Come up with the values of \(\mathbf{v}\) and \(b_y\). Justify your answer.
Solution
Since the inputs \(\mathbf{x}^{(t)}\) are \(2 \times 1\) and the hidden units \(\mathbf{h}^{(t)}\) are \(2 \times 1\), we should have:
- \(\mathbf{W}\) is \(3 \times 3\)
- \(\mathbf{U}\) is \(3 \times 2\)
- \(\mathbf{b}_h\) is \(3 \times 1\)
- \(\mathbf{v}\) is \(3 \times 1\)
We will follow the hint and implement the addition in our RNN such that:
- The first of our hidden units \(h_1^{(t)}\) is 1 if and only if the sum \(S^{(t)} \doteq x_1^{(t)} + x_2^{(t)} + c^{(t-1)} \geq 1\), where by \(c^{(t-1)}\) we denote a carry (\(\mathbf{h_2}^{(t-1)}\) from the previous addition). Note, these \(S^{(t)}\) and \(c^{(t-1)}\) are not variables of the model, merely our notation to help us to work out the solution.

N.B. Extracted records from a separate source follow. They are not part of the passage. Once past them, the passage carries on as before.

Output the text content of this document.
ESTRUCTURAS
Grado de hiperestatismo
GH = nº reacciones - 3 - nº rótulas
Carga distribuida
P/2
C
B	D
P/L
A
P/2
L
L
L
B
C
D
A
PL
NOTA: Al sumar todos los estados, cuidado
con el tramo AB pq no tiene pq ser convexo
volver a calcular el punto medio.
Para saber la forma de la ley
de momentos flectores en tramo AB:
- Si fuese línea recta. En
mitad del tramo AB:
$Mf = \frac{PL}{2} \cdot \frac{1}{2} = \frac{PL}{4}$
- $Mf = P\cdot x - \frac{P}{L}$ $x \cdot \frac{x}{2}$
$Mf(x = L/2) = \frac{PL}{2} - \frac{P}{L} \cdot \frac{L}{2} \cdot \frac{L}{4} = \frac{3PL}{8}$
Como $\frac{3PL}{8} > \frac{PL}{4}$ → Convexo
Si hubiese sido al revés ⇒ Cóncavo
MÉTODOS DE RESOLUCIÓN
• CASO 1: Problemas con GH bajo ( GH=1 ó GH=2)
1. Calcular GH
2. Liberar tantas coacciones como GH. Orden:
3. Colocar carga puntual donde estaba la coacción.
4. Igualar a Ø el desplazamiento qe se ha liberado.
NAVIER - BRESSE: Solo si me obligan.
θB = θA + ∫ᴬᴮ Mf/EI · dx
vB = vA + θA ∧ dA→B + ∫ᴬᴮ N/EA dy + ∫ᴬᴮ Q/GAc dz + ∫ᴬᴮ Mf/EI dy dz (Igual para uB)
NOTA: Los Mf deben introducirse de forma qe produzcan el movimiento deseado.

- The \(h_2^{(t)}\) is 1 iff the sum \(S^{(t)} \geq 2\),
- and \(h_3^{(t)}\) is 1 iff the sum \(S^{(t)}\) is 3.
Notice that the carry \(c^{(t-1)}\) is going to be 1 iff \(h_2^{(t-1)}=1\) and 0 otherwise, i.e. when the previous addition was 2 or 3. Therefore to compute \(h_i^{(t)}\) we need to first compute the sum \(S^{(t)} = x_1^{(t)} + x_2^{(t)} + h_2^{(t-1)}\) and then offset it by \(-i+1\) so that after applying the hard threshold function we get the desired value as specified above. This can be achieved with the following set of parameters: \[ \mathbf{U}= \begin{bmatrix} 1 & 1 \\ 1 & 1 \\ 1 & 1 \end{bmatrix},\quad \mathbf{W}=\begin{bmatrix} 0 & 1 & 0 \\ 0 & 1 & 0 \\ 0 & 1 & 0\end{bmatrix},\quad \mathbf{b_h}= \begin{bmatrix} -0.5 \\ -1.5 \\ -2.5 \end{bmatrix}. \]
To compute the output \(y^{(t)}\) we need to check if the \(S^{(t)}\) is 1 or 3, that is, if either \(h_1^{(t)} = 1\) while all other hidden units are zero or all hidden units are 1. We can accomplish this by setting: \(\mathbf{v}=\begin{bmatrix} 1, -1, 1 \end{bmatrix}\) and \(b_y = -0.5\).